In March 2022, the commission published an independent review of the UK Civil Contingencies Act 2004. The review was led by Bruce Mann, former Director of Civil Contingencies Secretariat.

In February 2024, the commission published a report on food security, specifically civil resilience in protecting the UK food supply.
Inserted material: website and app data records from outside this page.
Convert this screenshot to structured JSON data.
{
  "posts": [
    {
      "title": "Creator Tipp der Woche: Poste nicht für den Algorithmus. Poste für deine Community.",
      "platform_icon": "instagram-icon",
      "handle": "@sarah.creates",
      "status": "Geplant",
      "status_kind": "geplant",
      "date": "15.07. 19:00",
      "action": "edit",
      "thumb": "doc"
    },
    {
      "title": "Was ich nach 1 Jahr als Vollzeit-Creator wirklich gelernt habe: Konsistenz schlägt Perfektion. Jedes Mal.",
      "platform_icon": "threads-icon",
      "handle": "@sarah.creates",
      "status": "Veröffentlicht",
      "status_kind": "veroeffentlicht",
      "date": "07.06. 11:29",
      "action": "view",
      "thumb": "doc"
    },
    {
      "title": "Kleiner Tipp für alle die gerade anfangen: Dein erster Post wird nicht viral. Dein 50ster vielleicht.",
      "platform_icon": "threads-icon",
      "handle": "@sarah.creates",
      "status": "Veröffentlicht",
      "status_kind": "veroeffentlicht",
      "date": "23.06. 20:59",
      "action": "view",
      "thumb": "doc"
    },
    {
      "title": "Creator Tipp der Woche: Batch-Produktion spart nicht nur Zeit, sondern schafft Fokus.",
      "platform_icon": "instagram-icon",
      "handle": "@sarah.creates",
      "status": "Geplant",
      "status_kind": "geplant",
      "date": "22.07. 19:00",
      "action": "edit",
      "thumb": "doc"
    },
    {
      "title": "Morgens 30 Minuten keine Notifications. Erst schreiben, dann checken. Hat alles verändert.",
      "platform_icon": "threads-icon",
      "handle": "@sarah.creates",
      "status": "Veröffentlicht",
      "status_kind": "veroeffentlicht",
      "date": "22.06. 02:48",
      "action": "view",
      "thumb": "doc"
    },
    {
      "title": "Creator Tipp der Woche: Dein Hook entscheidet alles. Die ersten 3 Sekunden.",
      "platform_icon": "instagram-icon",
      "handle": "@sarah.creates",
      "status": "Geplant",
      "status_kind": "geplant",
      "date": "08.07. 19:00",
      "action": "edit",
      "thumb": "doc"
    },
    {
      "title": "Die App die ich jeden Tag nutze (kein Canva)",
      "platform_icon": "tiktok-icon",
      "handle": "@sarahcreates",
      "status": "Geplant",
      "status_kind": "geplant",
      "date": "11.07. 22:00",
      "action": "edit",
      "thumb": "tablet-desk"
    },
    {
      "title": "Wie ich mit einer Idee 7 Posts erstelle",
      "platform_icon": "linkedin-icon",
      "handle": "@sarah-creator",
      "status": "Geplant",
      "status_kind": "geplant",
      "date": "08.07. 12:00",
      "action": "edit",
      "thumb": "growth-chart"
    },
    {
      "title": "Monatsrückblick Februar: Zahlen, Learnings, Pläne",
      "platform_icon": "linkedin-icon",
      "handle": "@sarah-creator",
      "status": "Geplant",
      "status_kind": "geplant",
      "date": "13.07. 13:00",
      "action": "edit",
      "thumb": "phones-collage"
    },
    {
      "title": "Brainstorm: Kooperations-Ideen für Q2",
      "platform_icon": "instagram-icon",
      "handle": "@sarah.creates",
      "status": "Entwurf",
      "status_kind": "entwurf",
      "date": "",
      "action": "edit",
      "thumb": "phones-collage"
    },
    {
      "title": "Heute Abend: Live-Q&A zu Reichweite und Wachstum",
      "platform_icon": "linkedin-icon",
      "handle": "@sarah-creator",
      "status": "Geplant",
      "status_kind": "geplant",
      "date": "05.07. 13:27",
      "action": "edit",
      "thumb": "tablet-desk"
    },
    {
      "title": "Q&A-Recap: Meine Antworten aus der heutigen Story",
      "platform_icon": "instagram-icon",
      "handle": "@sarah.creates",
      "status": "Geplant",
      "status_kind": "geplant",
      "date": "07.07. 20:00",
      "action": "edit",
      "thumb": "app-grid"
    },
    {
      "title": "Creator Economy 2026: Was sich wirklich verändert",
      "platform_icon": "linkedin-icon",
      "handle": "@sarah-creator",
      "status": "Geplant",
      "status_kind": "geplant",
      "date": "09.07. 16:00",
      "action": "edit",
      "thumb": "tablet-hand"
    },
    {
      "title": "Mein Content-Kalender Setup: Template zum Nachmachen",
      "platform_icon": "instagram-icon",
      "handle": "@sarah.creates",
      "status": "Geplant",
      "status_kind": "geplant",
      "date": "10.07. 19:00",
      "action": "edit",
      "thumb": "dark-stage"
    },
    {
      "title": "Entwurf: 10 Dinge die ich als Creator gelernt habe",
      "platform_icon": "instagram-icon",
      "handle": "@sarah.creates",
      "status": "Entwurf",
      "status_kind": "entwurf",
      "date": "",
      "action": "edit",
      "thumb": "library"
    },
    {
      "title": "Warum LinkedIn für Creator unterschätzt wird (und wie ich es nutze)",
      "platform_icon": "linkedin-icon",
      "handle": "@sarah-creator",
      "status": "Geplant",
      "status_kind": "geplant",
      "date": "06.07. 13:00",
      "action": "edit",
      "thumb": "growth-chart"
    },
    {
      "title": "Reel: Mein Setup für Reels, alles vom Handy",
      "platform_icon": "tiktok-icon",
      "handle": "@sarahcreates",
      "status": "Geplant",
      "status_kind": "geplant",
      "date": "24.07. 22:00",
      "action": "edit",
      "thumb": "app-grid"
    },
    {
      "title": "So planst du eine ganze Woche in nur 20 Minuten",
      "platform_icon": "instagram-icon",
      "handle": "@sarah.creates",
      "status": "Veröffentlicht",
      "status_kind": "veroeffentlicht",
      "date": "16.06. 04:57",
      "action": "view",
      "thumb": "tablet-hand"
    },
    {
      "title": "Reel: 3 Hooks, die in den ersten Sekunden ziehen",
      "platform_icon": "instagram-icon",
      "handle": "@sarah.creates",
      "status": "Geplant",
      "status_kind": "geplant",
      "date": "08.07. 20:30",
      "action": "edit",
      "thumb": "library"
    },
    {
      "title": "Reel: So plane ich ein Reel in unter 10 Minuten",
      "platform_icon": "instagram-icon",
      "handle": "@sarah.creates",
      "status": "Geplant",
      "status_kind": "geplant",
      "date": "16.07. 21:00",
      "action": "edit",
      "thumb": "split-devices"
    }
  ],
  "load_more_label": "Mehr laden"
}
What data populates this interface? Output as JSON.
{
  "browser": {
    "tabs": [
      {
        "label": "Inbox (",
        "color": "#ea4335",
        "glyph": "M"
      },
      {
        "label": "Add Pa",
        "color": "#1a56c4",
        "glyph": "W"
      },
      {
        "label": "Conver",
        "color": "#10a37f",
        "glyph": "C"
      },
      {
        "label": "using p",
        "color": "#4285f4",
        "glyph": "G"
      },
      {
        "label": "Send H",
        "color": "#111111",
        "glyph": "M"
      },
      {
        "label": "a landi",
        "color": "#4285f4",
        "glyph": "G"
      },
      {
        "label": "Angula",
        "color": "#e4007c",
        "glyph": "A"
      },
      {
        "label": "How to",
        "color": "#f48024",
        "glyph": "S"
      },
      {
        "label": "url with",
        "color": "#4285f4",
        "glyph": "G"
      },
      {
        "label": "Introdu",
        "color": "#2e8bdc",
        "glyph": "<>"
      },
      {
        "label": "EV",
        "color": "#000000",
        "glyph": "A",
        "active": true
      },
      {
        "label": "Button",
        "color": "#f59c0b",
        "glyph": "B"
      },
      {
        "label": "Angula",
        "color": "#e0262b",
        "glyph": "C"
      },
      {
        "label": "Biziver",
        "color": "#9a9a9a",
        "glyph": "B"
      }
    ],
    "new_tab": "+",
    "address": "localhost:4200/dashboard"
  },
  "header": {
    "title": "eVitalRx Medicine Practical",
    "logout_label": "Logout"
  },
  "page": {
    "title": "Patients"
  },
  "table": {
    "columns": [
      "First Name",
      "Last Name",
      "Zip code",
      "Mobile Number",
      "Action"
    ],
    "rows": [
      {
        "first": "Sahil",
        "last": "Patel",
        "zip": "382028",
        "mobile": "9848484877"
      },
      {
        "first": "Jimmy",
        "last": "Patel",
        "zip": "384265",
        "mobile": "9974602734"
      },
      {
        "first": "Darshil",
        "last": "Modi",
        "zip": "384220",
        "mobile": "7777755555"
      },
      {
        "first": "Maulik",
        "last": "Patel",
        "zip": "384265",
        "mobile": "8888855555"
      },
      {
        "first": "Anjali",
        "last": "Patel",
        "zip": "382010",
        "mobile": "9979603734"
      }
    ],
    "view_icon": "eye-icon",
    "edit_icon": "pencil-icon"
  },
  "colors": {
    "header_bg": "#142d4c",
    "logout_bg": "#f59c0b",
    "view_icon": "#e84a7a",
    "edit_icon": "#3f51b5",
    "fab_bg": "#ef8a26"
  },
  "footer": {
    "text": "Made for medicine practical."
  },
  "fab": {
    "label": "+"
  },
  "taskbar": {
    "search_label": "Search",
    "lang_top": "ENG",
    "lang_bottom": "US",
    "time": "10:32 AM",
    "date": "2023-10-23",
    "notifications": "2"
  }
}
The lead author of the report was Tim Lang, Professor Emeritus of Food Policy at City St George's, University of London.

In July 2025, the UK Government published its Resilience Action Plan, which cited several of the National Preparedness Commission’s reports as evidence.

In August 2025, the commission published a report on energy security and infrastructure, entitled “Assessing Energy Resilience in the UK 2050”.

In 2025, the National Preparedness Commission updated its “Strategic Issues” paper, originally published in 2020. The original report was written in October 2020 by Professor Brian Collins, a Vice-Chair of the Commission. The updated version, “The New Strategic Issues”, was cited by the House of Lords Library, which highlighted its analysis of emerging risks.

In 2025, the Society of Chemical Industry and National Preparedness Commission published a report which explored the resilience of the UK Industrial Base.

In 2026, the National Preparedness Commission published a report written by Elisabeth Braw titled “The Reserve Potential: What the UK Can Learn from Top-Performing Allies”.

== Engagement with Parliament ==
The National Preparedness Commission draws on the work of its commissioners to submit written and oral evidence on national resilience to Parliament.

Contributions from the National Preparedness Commissions have typically recognised the world as being “turbulent, uncertain, novel and ambiguous” and stressed the need for greater wholesale resilience. In evidence to committees, Commissioners from the have emphasised the need for greater ambition in the Government’s approach to national preparedness, the need for wider and more proactive public engagement and called for resilience and preparedness to be a “fundamental organising principle of all government activity”.